I should be heading out to dinner but I feel compelled to put this virtual pen to paper before my thoughts slip back into the relative mess of my mind.

And it is mind that I want to briefly touch upon, inspired both by the varied and moving posts written for Geek Mental Help Week and most recently by a talk on stage at the aformentioned conference between Cole Henley and Andrew Clarke.

Over the past 18 months I have been having various health issues, mainly physical of nature but more recently affecting my mind too. The upshot is that stress has not only left me feeling pretty shitty but it also has been physically manifesting, causing me all sorts of other problems; weeks off work bed-ridden problems.

The irony is that the majority of that stress has been self induced: working far too hard and a lack of exercise being major factors which is weirdly really positive, because I can easily (hopefully) fix those and I am working towards doing this.

However, another factor that I’m struggling with is a cognitive dissonance that I have been experiencing due to the fact that as much as I do like working with my clients and however much intellectual stimulation I get from running my business, I’d much rather be sitting in the woods making furniture.

Now that might sound a bit strange but bear with me.

A few years back my family and I had a bit of a weird – it *definitely* was weird at times – and also wonderful journey sampling various lifestyle options travelling around the country from rented house to rented house. During the way I became a qualified forester and picked up a lot of woodworking skills as well as a smattering of farming and agricultural knowledge too.

After a while we got fed up with moving and decided that we had to settle down; we wanted to own our own place again and to (literally) put down roots, planting our own garden and stop dragging our poor kids from school to school. Faced with the reality that I can’t make any money doing the things that I really want to be doing (forestry particularly is also a young person’s game) I decided to go all-in again on my business and we now are where we are today.

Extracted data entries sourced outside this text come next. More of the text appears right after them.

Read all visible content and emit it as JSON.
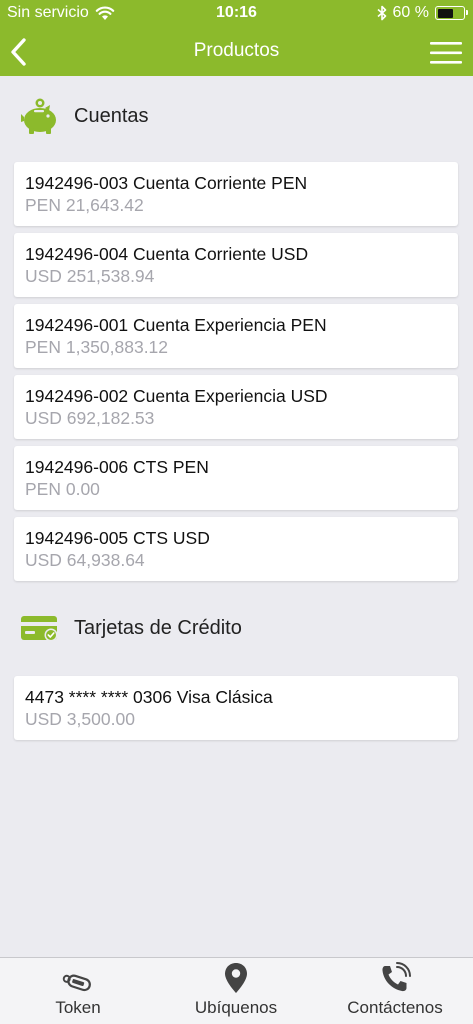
{
  "status_bar": {
    "carrier": "Sin servicio",
    "time": "10:16",
    "battery": "60 %",
    "battery_level": 0.6
  },
  "nav": {
    "title": "Productos"
  },
  "sections": {
    "accounts_title": "Cuentas",
    "cards_title": "Tarjetas de Crédito"
  },
  "accounts": [
    {
      "name": "1942496-003 Cuenta Corriente PEN",
      "amount": "PEN 21,643.42"
    },
    {
      "name": "1942496-004 Cuenta Corriente USD",
      "amount": "USD 251,538.94"
    },
    {
      "name": "1942496-001 Cuenta Experiencia PEN",
      "amount": "PEN 1,350,883.12"
    },
    {
      "name": "1942496-002 Cuenta Experiencia USD",
      "amount": "USD 692,182.53"
    },
    {
      "name": "1942496-006 CTS PEN",
      "amount": "PEN 0.00"
    },
    {
      "name": "1942496-005 CTS USD",
      "amount": "USD 64,938.64"
    }
  ],
  "credit_cards": [
    {
      "name": "4473 **** **** 0306 Visa Clásica",
      "amount": "USD 3,500.00"
    }
  ],
  "tabbar": {
    "token": "Token",
    "locate": "Ubíquenos",
    "contact": "Contáctenos"
  },
  "colors": {
    "brand_green": "#8cba2c",
    "background": "#ebebf0",
    "muted_text": "#a6a6ad"
  },
  "icons": [
    "wifi-icon",
    "bluetooth-icon",
    "battery-icon",
    "back-chevron-icon",
    "hamburger-menu-icon",
    "piggy-bank-icon",
    "credit-card-icon",
    "token-icon",
    "location-pin-icon",
    "phone-icon"
  ]
}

Getting back to that conversation between Cole & Andrew. Cole was describing a recent (awesome) birthday present from his wife where he got sent to a monastery for 3 days and ended up amongst other things spending a lot of time whittling spoons under a tree.

Now I’m not a spiritual person but the only time I have ever felt any sort of ‘otherness’ is when I’m at one with nature whether that’s canoeing on Lochs in Scotland or more locally in a woodland taking its fruits and making things with them, spoons, chairs, shonky benches, whatever. The simple fact of being in nature, of communing if you will, felt good for the soul (if an atheist like me is allowed a soul).

So, cutting to the chase (I’m hungry and I’m missing the party), I need to do more of that again. Particularly the making and woody things. I know it’ll be good for me and will likely break me out of this funk.

I’d also like to extend an offer to any of my geek friends: Join me. Whether that’s in person – seriously let’s geek out in the woods, I’ll organise it – or just in spirit, do something that makes your heart sing. You may not be able to do it for a living but maybe it’ll help you too?

Darren

P.s. I feel very awkward pressing submit on this especially when my laughably named problems pale into insignificance when compared to some of my braver peers who have really bared their souls this week. I know that I am a very lucky man. I’m the right gender and I have the right skin tone. I live in the part of society which industrialised first so we got to nick most of the world’s resources which in turn made us all so much more relatively wealthy when compared to others. I have a loving (and suffering) wife, three great kids, I earn a good salary in an industry that is very sharing (and evidently caring) and one in which I can pick up sticks and do anywhere in the world.


Comments

One response to “The woods are my monastery”

  1. I’m in! Where we going?

    For real though, I want to go on some adventures this summer and have the resources to.
    And Scotland is extremely interesting.
    So maybe … if you’re crazy enough, let’s have an adventure together.